Fuzzy matching and merging

Sometimes there are cases when it's hard to match (or merge) two tables because the matched values (e.g. names) are not precisely identical -- for instance when a name has a typo, or extra space between first and last name. Most frequently it happens when one of the tables is a result of a process that involved manual data entry at some point. It could be web-site forms, CRM systems, or spreadsheets. In such cases fuzzy matching comes to rescue. This article explains what this is and how to do it in EasyMorph.

Fuzzy matching can reliably match two words (or in a broader sense, text strings) that are similar but not exactly the same. For instance, "EasyMorph Inc" and "EasyMoprh Inc" clearly mean the same company, but the two names are not identical because the latter has a typo and therefore they won't be matched when doing a VLOOKUP in Excel, or data blending in Tableau.

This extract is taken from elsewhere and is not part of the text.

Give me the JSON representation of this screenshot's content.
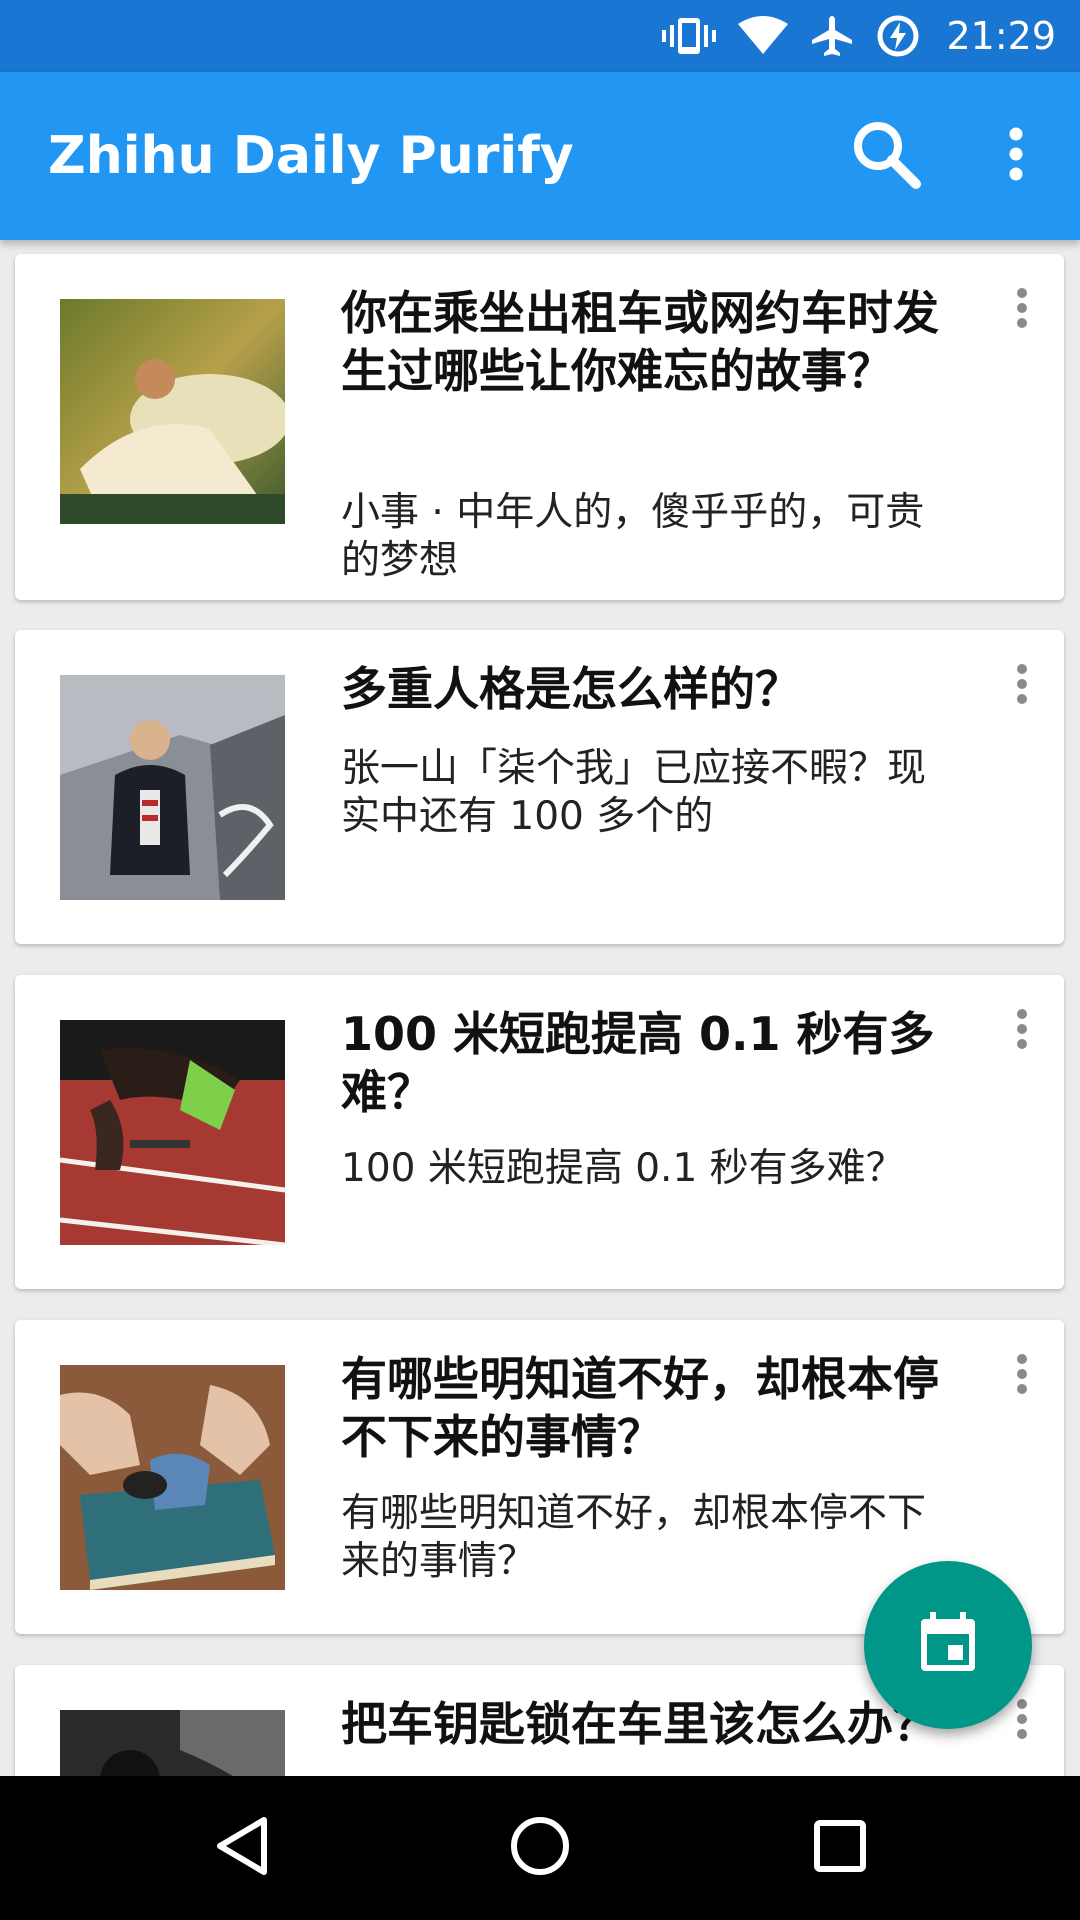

In order to deal with such discrepancies the edit distance between two text strings can be calculated. This distance shows the number of edits required in one text in order to obtain the other.

The Levenshtein distance is the number of inserts, deletions and character replacements required to produce the other word. In our case, the Levenshtein distance between "EasyMoprh Inc" and "EasyMorph Inc" equals 2, because it requires removing "p" before "r" and inserting it after "r" -- so 2 edits in total.

Levenshtein

There is a modified variant of the Levenshtein distance which is called the Damerau-Levenshtein distance. This variant adds swapping two adjacent characters as one more possible edit operation. The Damerau-Levenshtein distance between "EasyMoprh Inc" and "EasyMorph Inc" equals 1 because it only requires swapping "p" and "r" which is 1 edit operation.

Damerau-Levenshtein


When fuzzy matching is done using the edit distance two text strings are considered matched when the distance is less than certain threshold (typically 2 or 3). The higher the threshold, the "fuzzier" the matching becomes. Therefore high thresholds are usually not practical as they produce too many false matches. Also, the shorter are matched values, the lower the threshold should be. For instance, the edit distance between "cat" and "dog" is just 3, but these are completely different words.

In EasyMorph, fuzzy matching is arranged using the "Match" transformation in the "Fuzzy" mode. It calculates the Damerau-Levenshtein distance for text values in two tables.



The transformation matches text values in one column (with mistyped values) in current table with a column in another table (with correct values). When the edit distance is less than or equal to the specified threshold values are considered matched. If merging other columns is required it can be done using additionally the "Merge" transformation by linking successfully matched values.

It is also possible to calculate the edit distance in expressions using distance(). The function can be used in simple cases cases when there is only one or two correct values to match with, thus avoiding creating a lookup table.